Sitting on my Tyvek, feet propped up on my tent bag to rest, I try to eat a lot of calories. I have service here and Cyn is also on her lunch break, so we text for a while. Of course because I am close to town I am starting to miss home more, and texting makes me miss Cyn a lot. I wish I was already in my hotel room. I retape a few toes and decide to try listening to music for a while. I’ve never done this while hiking, though I notice a lot of others with their earbuds in all the time. I know some people listen to podcasts or books on tape. I’ve just always preferred the sounds of the outdoors or am usually talking with Cyn (and on this trip, I’ve wanted to be sure I can hear any rattlesnakes’ rattles). But I need an extra boost today, to get me through these next seven miles of uphill.
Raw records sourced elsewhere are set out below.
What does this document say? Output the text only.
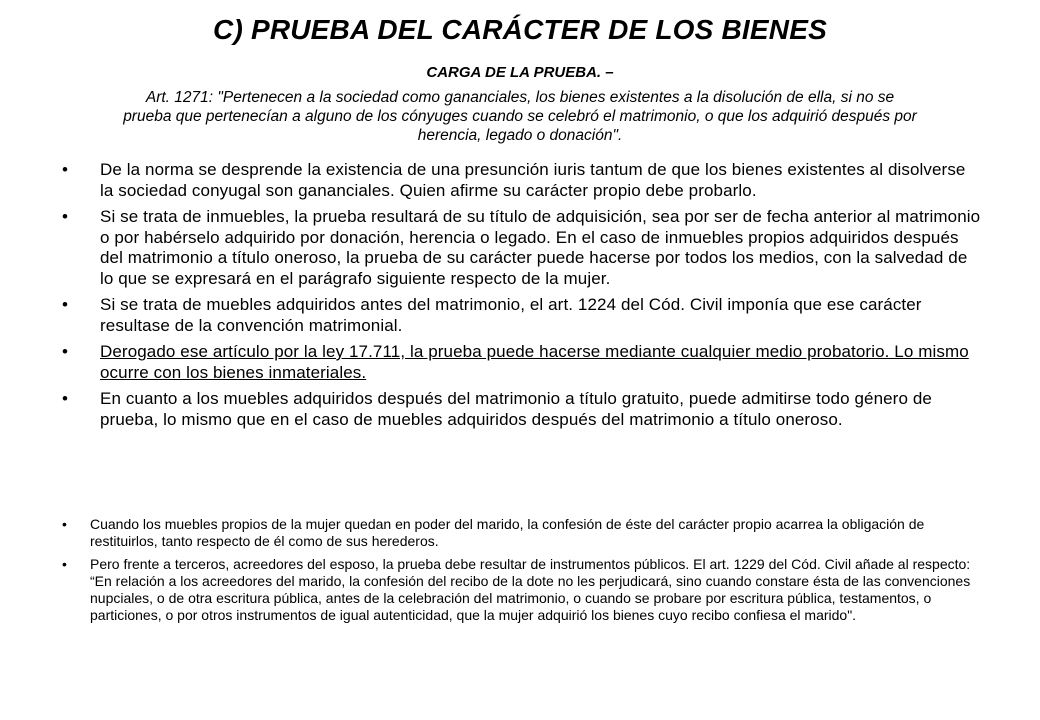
C) PRUEBA DEL CARÁCTER DE LOS BIENES
CARGA DE LA PRUEBA. –
Art. 1271: "Pertenecen a la sociedad como gananciales, los bienes existentes a la disolución de ella, si no se prueba que pertenecían a alguno de los cónyuges cuando se celebró el matrimonio, o que los adquirió después por herencia, legado o donación".
• De la norma se desprende la existencia de una presunción iuris tantum de que los bienes existentes al disolverse la sociedad conyugal son gananciales. Quien afirme su carácter propio debe probarlo.
• Si se trata de inmuebles, la prueba resultará de su título de adquisición, sea por ser de fecha anterior al matrimonio o por habérselo adquirido por donación, herencia o legado. En el caso de inmuebles propios adquiridos después del matrimonio a título oneroso, la prueba de su carácter puede hacerse por todos los medios, con la salvedad de lo que se expresará en el parágrafo siguiente respecto de la mujer.
• Si se trata de muebles adquiridos antes del matrimonio, el art. 1224 del Cód. Civil imponía que ese carácter resultase de la convención matrimonial.
• Derogado ese artículo por la ley 17.711, la prueba puede hacerse mediante cualquier medio probatorio. Lo mismo ocurre con los bienes inmateriales.
• En cuanto a los muebles adquiridos después del matrimonio a título gratuito, puede admitirse todo género de prueba, lo mismo que en el caso de muebles adquiridos después del matrimonio a título oneroso.
• Cuando los muebles propios de la mujer quedan en poder del marido, la confesión de éste del carácter propio acarrea la obligación de restituirlos, tanto respecto de él como de sus herederos.
• Pero frente a terceros, acreedores del esposo, la prueba debe resultar de instrumentos públicos. El art. 1229 del Cód. Civil añade al respecto: “En relación a los acreedores del marido, la confesión del recibo de la dote no les perjudicará, sino cuando constare ésta de las convenciones nupciales, o de otra escritura pública, antes de la celebración del matrimonio, o cuando se probare por escritura pública, testamentos, o particiones, o por otros instrumentos de igual autenticidad, que la mujer adquirió los bienes cuyo recibo confiesa el marido".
So I listen to a Jose Gonzalez album, and then a Junip album that proves such great hiking music that I let it run through almost three times. With the music, I fall into a steady pace. My stomach grumbles. “How can you be empty already when I just ate lunch” — I check my watch — “oh, two hours ago. Okay, yeah, that’s about right.” I eat a Kind bar while walking, and soon find myself at the Acorn Trail junction down to Wrightwood. Most people I know are hiking on six more miles to Highway 2 and hitching in, but I’ve decided to take this steepish downhill for about three miles and then another mile or so of road walking into town. As I veer off onto the Acorn Trail, I switch my music to Jonsi. The first song of the album, “Go Do,” ramps up to the lyrics “We should always know that we can do anything — go do!” and I immediately burst into tears. I’m all alone on this side trail, shuffling downhill, crying and overwhelmed. It’s been such a hard day. My feet hurt, I’m exhausted from the ascent and the lack of sleep, I miss my girlfriend and my cats and my friends. I miss not being the only trans person (that I know of), I miss feeling at ease with other people. Sometimes this trail is really difficult, in all sorts of ways, but here I am, doing it anyway. As the album plays on I alternate between contemplative and teary, my thoughts turning to all of those who are lost to me, lost to this world now, at least in the form that I knew them: my Nana, my friends Bryn and Ang, my dog. It is a long three miles down, and when I finally reach the forest floor I am emotionally spent.

I walk through a very fancy neighborhood with enormous, beautiful wooden houses. There are small coolers out in front of a few, with “For Hikers” notes on them, but they all just contain water, which I already have. “These wealthy people couldn’t spring for sodas?” I think, knowing what a spoiled brat this thought makes me, but wanting a cold soda nonetheless.

I check into my hotel room, one of six total in a tiny little place in the center of town. Though Wrightwood seems so small that perhaps everything is the center of town. I walk to the hardware store and pick up my resupply box, go next door to the grocery store and buy a huge deli sandwich, a family sized bag of potato chips, a large container of apple juice, a coconut water, a ginger beer, and a bag of epsom salts. In my room, I eat all the food and then take a long shower. All the time in the water makes my blisters turn white and puffy, and my feet look like they are decaying, like they belong on Frankenstein’s monster. There is no bathtub, so I rinse out the little plastic garbage can and soak my feet in it one at a time while I talk to Cyn. I collapse into bed at dusk, but can’t sleep. Have I forgotten how to sleep in a bed? Should I blow up my sleeping pad and sleep on the floor? The indoor noises are strange. I get up, use the bathroom, read, doze, and then cycle through these activities again, and again, until finally around 3am sleep finds me.

Hiking among the clouds in the morning.

At least all that uphill leads to this sort of thing.

And this.

Looking down towards Wrightwood, I think.